Hellblade: Senua’s Sacrifice
Platforms: PlayStation 4, PC
After nearly a lifetime of playing video games I’ve become numb to the promises of upcoming games. So when I heard Hellblade: Senua’s Sacrifice promised to deliver a character driven story with themes of mental illness I was intrigued but expecting disappointment.
Sometimes it’s nice to be wrong.
Developed and published by studio Ninja Theory (DMC, Enslaved: Odyssey to the West, Heavenly Sword), Hellblade pushes the limit of the “indie” label through incredible atmosphere, motion capture and storytelling. The $30 price matches a well-paced playtime of about 6-8 hours through forbidden and forgotten places.
Hellblade sees the eponymous Senua through a quest to bring back her lost love Dillion. A world of empty ruined beauty, there is little comfort found in the environments that Senua passes through. There is even less comfort found in her own mind, as Senua is afflicted with voices that constantly speak to her, whispering things both helpful and harmful as the quest progresses. Their endless banter is unsettling and annoying in a way that brings home what it is like within the confines of Senua’s mind. Headphones are highly recommended and I’d argue even mandatory to fully capture the whispers of the voices as they speak into one ear and then the other.
As Senua travels the voices describe her ability to see patterns in the air, often taking the shape of Elder Futhark runes. This ability becomes the cornerstone of the puzzle solving in the game as Senua must match runes to similar natural shapes in the environment. While some could certainly find issue with the amount of these puzzles I found their nuance and clever solutions as a welcome addition. Additionally they’re made easier to spot by the appearance of runes in the air when Senua approaches the solution of the current puzzle.
Along with the puzzles Senua must also use her sword to advance. Battles in Hellblade are deliberate and visceral affairs against primal looking Norse enemies wrapped in bone and wicker armor. Though it should be no surprise coming from a studio like Ninja Theory, the combat feels solid and a perfect fit for the game. Senua has quick, brutal moves and reacts to damage with a face that hallmarks some of the best motion capture I’ve seen in a game. Later on things can become slightly repetitive however as encounters become overly long against an admittedly small variety of enemies. Changing your locked enemy can also be difficult in busy encounters and in one arena the camera was obfuscated by a piece of environment.

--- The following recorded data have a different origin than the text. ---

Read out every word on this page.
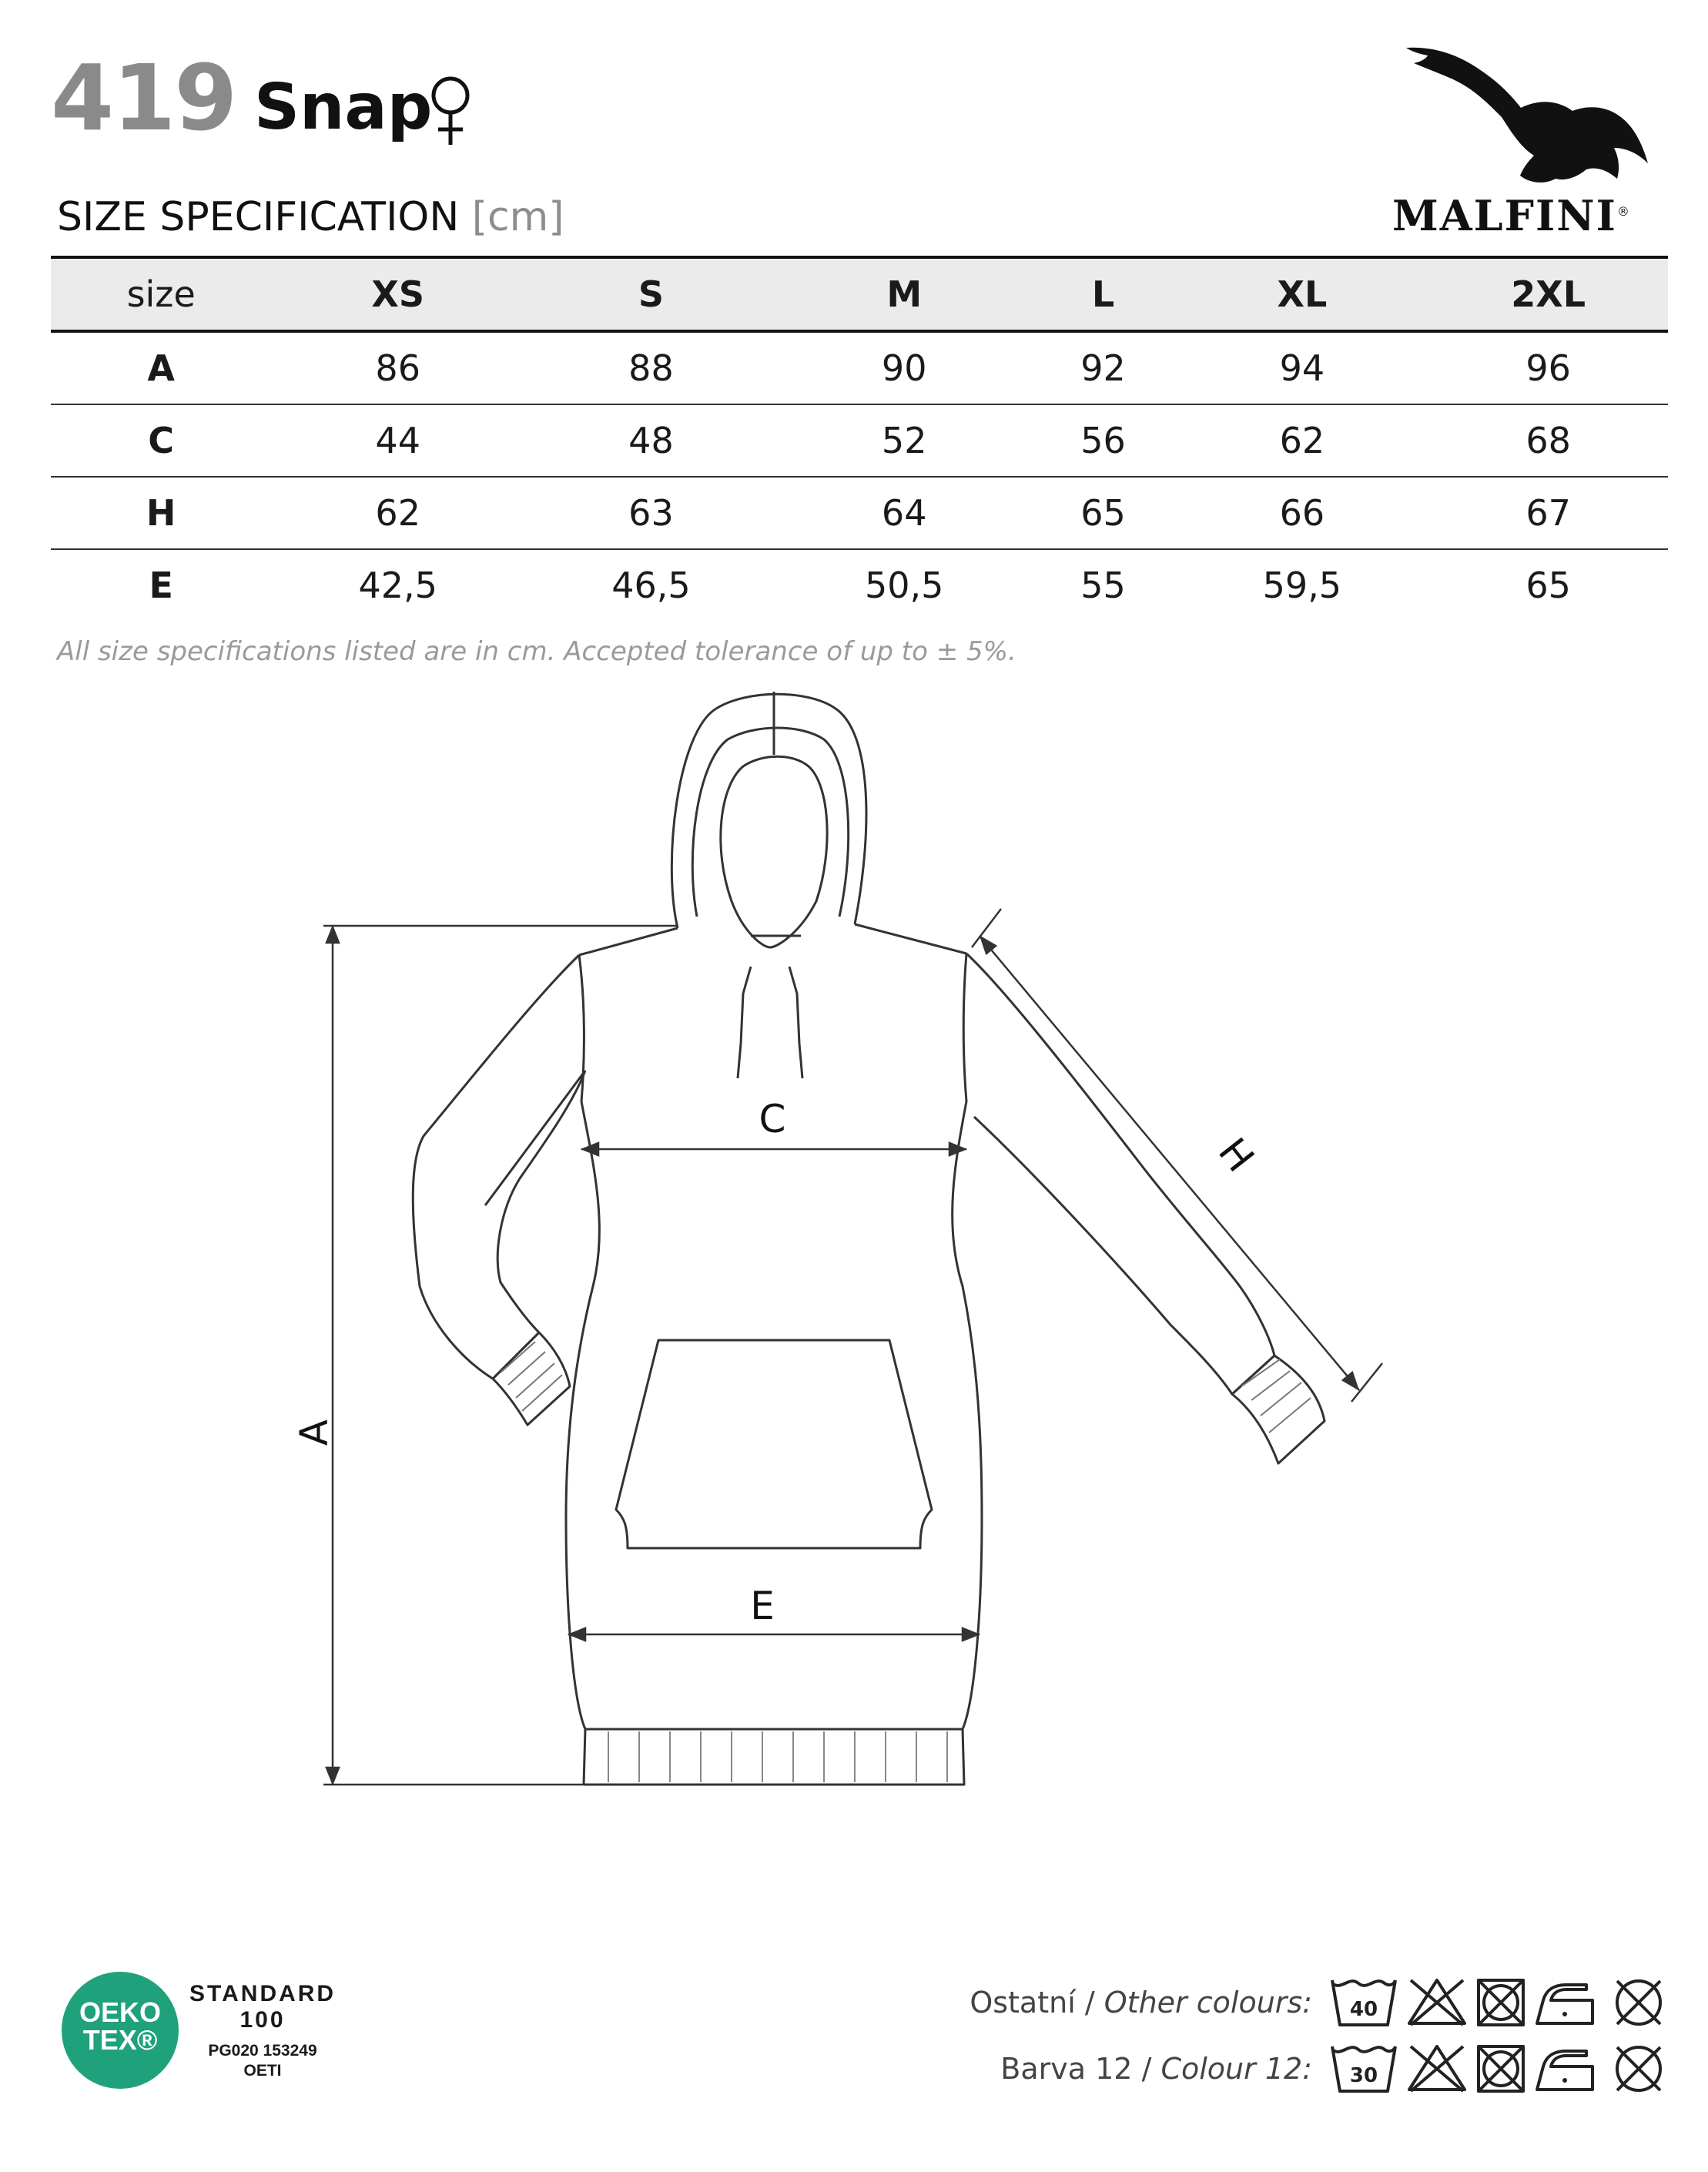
419 Snap
SIZE SPECIFICATION [cm]	MALFINI®
size	XS	S	M	L	XL	2XL
A	86	88	90	92	94	96
C	44	48	52	56	62	68
H	62	63	64	65	66	67
E	42,5	46,5	50,5	55	59,5	65
All size specifications listed are in cm. Accepted tolerance of up to ± 5%.
A
C
H
E
OEKO
TEX®
STANDARD
100
PG020 153249
OETI
Ostatní / Other colours:
Barva 12 / Colour 12:
40
30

But if you’re playing Hellblade you’re here for story, not puzzles and combat. Thankfully the story is where Hellblade shines the most, eclipsing any issues with the gameplay itself. It’s difficult to tell very much without spoiling the story but Senua’s path to discover and come to terms with her past and present are done in a way both meaningful and respectful to the themes Ninja Theory was trying to display. Different areas represent specific parts of memories and thoughts, with the gameplay advancing forward as Senua reaches backward into her mind.
Considering the asking price this game is a must-buy for anyone looking for an involving story that manages to be both unsettling and fulfilling. While the accuracy of Senua’s mental illness may be discussed in a later article, it feels natural and fitting in the gameplay as presented. An incredible entry for either a new franchise or a new trend for established studios to fully and independently design their own creative visions.
I’ll close with a quote Dillion, spoken to Senua in a memory she recalls along her quest. It fully captures the theme of Hellblade in only a few words.
“The hardest battles are fought in the mind, not with the sword.”
Hellblade: Senua's Sacrifice
Considering the asking price this game is a must-buy for anyone looking for an involving story that manages to be both unsettling and fulfilling.